Amino Acids Attenuate Insulin Action on Gluconeogenesis and Promote Fatty Acid Biosynthesis via mTORC1 Signaling Pathway in trout Hepatocytes.

BACKGROUND/AIMS: Carnivores exhibit poor utilization of dietary carbohydrates and glucose intolerant phenotypes, yet it remains unclear what are the causal factors and underlying mechanisms. We aimed to evaluate excessive amino acids (AAs)-induced effects on insulin signaling, fatty acid biosynthesis and glucose metabolism in rainbow trout and determine the potential involvement of mTORC1 and p38 MAPK pathway.

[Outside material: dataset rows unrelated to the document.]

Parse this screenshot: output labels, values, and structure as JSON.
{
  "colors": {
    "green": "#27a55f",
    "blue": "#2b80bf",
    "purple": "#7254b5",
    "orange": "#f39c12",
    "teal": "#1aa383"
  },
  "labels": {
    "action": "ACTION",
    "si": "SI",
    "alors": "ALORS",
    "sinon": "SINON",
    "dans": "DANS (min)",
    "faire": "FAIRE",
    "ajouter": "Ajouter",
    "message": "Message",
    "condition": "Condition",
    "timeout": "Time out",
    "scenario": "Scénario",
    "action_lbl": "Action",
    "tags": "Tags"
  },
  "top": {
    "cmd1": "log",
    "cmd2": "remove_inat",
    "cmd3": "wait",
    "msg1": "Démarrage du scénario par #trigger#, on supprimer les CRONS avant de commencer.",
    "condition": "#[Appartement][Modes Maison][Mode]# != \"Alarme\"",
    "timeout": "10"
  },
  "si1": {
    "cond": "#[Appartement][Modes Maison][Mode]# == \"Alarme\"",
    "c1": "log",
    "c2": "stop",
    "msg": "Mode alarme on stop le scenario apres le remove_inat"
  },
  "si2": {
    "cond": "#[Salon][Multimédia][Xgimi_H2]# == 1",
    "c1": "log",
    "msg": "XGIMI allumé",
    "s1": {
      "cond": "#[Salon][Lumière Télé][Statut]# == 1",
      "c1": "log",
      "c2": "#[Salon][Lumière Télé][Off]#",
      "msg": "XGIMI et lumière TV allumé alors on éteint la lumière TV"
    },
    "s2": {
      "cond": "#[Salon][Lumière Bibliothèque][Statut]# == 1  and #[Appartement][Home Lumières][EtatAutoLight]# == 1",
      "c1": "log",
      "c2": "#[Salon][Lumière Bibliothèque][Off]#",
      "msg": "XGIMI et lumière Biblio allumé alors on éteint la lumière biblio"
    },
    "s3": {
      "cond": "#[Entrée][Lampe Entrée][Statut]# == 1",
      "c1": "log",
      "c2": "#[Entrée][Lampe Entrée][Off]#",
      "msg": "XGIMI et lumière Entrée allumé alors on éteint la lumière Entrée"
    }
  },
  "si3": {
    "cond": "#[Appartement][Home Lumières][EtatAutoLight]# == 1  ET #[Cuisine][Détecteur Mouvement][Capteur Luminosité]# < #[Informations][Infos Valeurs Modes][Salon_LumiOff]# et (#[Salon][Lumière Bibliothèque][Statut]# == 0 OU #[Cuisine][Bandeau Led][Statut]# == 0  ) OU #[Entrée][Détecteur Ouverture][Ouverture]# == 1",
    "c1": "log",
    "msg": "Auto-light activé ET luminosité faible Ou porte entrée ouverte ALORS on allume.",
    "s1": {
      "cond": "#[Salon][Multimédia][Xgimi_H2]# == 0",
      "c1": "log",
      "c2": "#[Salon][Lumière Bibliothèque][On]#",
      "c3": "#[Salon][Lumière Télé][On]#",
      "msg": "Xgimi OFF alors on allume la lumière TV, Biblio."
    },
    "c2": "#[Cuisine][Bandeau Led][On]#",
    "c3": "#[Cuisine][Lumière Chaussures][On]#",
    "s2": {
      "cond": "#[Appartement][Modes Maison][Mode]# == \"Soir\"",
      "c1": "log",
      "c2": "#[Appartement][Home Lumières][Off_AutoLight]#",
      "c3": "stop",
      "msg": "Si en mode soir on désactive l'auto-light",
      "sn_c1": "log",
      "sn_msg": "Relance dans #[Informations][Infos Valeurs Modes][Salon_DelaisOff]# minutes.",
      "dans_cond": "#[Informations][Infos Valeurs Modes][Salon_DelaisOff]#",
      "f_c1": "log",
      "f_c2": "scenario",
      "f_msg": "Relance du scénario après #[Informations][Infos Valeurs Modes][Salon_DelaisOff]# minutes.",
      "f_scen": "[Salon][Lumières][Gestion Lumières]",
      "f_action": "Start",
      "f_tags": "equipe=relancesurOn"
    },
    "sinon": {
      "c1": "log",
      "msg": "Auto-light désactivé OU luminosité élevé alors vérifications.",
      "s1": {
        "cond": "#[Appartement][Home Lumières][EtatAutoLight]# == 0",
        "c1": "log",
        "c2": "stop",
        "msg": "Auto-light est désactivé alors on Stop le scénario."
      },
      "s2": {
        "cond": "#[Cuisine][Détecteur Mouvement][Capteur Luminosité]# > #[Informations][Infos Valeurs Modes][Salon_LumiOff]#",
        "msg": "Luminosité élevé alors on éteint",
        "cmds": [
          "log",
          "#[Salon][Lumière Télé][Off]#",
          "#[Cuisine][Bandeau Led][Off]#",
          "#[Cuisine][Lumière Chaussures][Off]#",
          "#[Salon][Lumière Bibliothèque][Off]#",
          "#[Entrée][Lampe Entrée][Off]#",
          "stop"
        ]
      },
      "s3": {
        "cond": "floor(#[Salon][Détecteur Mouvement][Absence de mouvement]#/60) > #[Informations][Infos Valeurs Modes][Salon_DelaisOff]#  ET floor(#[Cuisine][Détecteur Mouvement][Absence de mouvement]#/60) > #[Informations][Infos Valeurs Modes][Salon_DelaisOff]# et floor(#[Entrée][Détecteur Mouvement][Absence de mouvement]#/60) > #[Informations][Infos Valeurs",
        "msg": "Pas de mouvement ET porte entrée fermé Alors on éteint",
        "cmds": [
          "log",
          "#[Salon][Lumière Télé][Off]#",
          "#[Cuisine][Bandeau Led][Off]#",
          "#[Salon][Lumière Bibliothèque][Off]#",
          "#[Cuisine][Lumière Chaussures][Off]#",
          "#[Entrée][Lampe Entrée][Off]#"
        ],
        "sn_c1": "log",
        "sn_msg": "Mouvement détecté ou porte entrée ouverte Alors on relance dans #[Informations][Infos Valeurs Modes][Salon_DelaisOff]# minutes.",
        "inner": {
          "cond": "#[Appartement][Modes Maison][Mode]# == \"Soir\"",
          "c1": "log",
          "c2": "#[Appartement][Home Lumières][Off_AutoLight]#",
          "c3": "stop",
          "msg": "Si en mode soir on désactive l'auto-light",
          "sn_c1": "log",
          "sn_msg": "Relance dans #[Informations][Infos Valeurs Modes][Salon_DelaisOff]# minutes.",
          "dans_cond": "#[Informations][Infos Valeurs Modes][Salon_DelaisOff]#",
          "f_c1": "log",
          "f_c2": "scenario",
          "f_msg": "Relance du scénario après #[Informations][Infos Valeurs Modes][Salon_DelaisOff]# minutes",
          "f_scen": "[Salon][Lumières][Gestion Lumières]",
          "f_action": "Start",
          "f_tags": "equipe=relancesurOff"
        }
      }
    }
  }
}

METHODS: We stimulated trout primary hepatocytes with different AA levels and employed acute administration of rapamycin to inhibit mTORC1 activation.
RESULTS: Increased AA levels enhanced the phosphorylation of ribosomal protein S6 kinase (S6K1), S6, and insulin receptor substrate 1 (IRS-1) on Ser(302) but suppressed Akt and p38 phosphorylation; up-regulated the expression of genes related to gluconeogenesis and fatty acid biosynthesis. mTORC1 inhibition not only inhibited the phosphorylation of mTORC1 downstream targets, but also blunted IRS-1 Ser(302) phosphorylation and restored excessive AAs-suppressed Akt phosphorylation. Rapamycin also inhibited fatty acid biosynthetic and gluconeogenic gene expression.
CONCLUSION: High levels of AAs up-regulate hepatic fatty acid biosynthetic gene expression through an mTORC1-dependent manner, while attenuate insulin-mediated repression of gluconeogenesis through elevating IRS-1 Ser(302) phosphorylation, which in turn impairs Akt activation and thereby weakening insulin action. We propose that p38 MAPK probably also involves in these AAs-induced metabolic changes.